Giacomelli and his co-investigator, Roberto Furfaro, director of the UA Space Systems Engineering Lab, are trying to create self-sustained modules that can provide for astronauts on distant worlds.
Giacomelli said the module is “an automatic life-support system. You put plants in it, turn on the lights, and it gives you oxygen, fresh water and food.”
The greenhouse project is entirely hydroponic, so the researchers do not have to struggle with the complexities of soil, as Watney did in “The Martian.”
Giacomelli and Furfaro have also created solar concentrators that concentrate light for plants in the wavelengths in which they grow best.
“The probability of this man surviving is very small,” Giacomelli said, “(but) there is the potential that he could succeed, and that’s the beauty of it and the intrigue to me as a scientist.”
The ability to grow food on Mars makes longer missions more feasible. Greenhouses could be sent in advance of human missions and activated by robots so there is food waiting when the astronauts arrive, Furfaro said.
“We want to minimize the astronaut’s time in (the greenhouse),” said Giacomelli. “They are supposed to be doing science and engineering, not gardening.”
The team has already shown that they can grow sweet potatoes, basil, strawberries, lettuce, tomatoes, cucumbers, beans and cowpeas in a closed system.
One technical challenge that Furfaro is trying to solve is ensuring the greenhouse always has the materials it needs. If you need fertilizer for your plants on Earth, you can run to the store. On Mars, you have to wait for your composting to be ready so you can reuse inedible plant components and waste as compost.

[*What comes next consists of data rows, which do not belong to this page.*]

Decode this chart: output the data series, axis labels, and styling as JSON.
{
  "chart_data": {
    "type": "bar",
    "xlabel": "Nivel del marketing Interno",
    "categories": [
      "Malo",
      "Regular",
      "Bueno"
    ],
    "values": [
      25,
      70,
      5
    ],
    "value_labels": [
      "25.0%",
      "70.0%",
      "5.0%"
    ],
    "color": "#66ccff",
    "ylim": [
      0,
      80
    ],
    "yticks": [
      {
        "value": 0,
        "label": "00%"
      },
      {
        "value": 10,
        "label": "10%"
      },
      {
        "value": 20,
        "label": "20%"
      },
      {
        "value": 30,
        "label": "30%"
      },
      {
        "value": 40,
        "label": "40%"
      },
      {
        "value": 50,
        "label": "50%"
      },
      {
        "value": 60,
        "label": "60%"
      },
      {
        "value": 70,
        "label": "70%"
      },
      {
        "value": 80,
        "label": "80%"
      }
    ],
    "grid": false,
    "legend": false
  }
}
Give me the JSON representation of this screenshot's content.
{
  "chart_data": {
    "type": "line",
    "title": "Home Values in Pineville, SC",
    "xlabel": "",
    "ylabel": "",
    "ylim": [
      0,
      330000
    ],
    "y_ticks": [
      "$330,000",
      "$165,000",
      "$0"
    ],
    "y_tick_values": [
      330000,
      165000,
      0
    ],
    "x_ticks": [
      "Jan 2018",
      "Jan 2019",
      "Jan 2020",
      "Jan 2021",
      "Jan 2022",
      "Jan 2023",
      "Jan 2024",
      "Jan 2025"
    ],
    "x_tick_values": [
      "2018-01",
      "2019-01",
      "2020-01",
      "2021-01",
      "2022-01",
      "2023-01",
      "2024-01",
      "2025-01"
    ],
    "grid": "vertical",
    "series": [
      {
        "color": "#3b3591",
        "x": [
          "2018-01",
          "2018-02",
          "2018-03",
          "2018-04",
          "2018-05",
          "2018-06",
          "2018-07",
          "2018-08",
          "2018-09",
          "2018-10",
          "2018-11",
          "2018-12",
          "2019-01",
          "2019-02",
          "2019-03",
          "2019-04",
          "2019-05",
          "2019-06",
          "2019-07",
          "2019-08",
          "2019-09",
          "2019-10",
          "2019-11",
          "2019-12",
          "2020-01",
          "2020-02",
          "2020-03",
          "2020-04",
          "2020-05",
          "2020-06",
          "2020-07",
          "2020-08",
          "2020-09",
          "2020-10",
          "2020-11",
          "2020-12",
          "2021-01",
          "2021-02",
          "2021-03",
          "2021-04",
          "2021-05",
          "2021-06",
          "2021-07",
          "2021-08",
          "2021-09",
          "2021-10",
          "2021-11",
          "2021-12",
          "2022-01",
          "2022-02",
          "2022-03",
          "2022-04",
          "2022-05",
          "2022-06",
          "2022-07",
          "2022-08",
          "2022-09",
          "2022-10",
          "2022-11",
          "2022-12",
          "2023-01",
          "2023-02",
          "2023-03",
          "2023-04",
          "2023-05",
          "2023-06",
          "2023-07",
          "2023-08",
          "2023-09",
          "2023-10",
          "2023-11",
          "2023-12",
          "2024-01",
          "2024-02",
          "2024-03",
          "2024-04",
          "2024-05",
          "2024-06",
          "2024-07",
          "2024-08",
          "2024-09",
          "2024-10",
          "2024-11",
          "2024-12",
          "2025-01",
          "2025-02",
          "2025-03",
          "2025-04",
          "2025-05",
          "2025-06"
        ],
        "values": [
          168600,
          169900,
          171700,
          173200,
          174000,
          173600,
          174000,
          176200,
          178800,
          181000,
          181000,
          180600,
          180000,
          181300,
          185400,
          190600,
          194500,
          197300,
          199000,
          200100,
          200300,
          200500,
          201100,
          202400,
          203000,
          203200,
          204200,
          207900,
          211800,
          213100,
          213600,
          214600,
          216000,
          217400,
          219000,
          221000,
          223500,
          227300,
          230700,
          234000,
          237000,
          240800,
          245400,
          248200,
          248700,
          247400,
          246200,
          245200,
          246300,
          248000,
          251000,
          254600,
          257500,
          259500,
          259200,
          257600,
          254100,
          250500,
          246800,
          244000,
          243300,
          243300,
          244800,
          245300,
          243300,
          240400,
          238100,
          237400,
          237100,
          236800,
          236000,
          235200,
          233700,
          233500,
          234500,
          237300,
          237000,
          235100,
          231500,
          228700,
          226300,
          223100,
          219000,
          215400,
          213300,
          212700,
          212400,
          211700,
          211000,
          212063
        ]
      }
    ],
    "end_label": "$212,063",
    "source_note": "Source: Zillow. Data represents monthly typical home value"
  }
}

Furfaro also hopes to optimize the greenhouses and crops so they grow as efficiently as possible. He plans to accomplish this by more experimentation.
“It’s very hard to write equations for this,” Furfaro said.
Furfarro and Giacomelli said the efficient techniques they used in the project are translatable to greenhouses on Earth.
When the project was tested at the South Pole, the fresh food raised morale at the research station, Giacomelli said. He said the technology can be customized for the problem it is solving.
“How this will look on Mars is to be determined,” Furfaro said. The team needs to consider the number of astronauts, materials and mission duration before finalizing a design.
One thing is for sure: It won’t look anything like Watney’s improvised attempt at agriculture.
Patrick O’Connor is a NASA Space Grant undergraduate research scholar.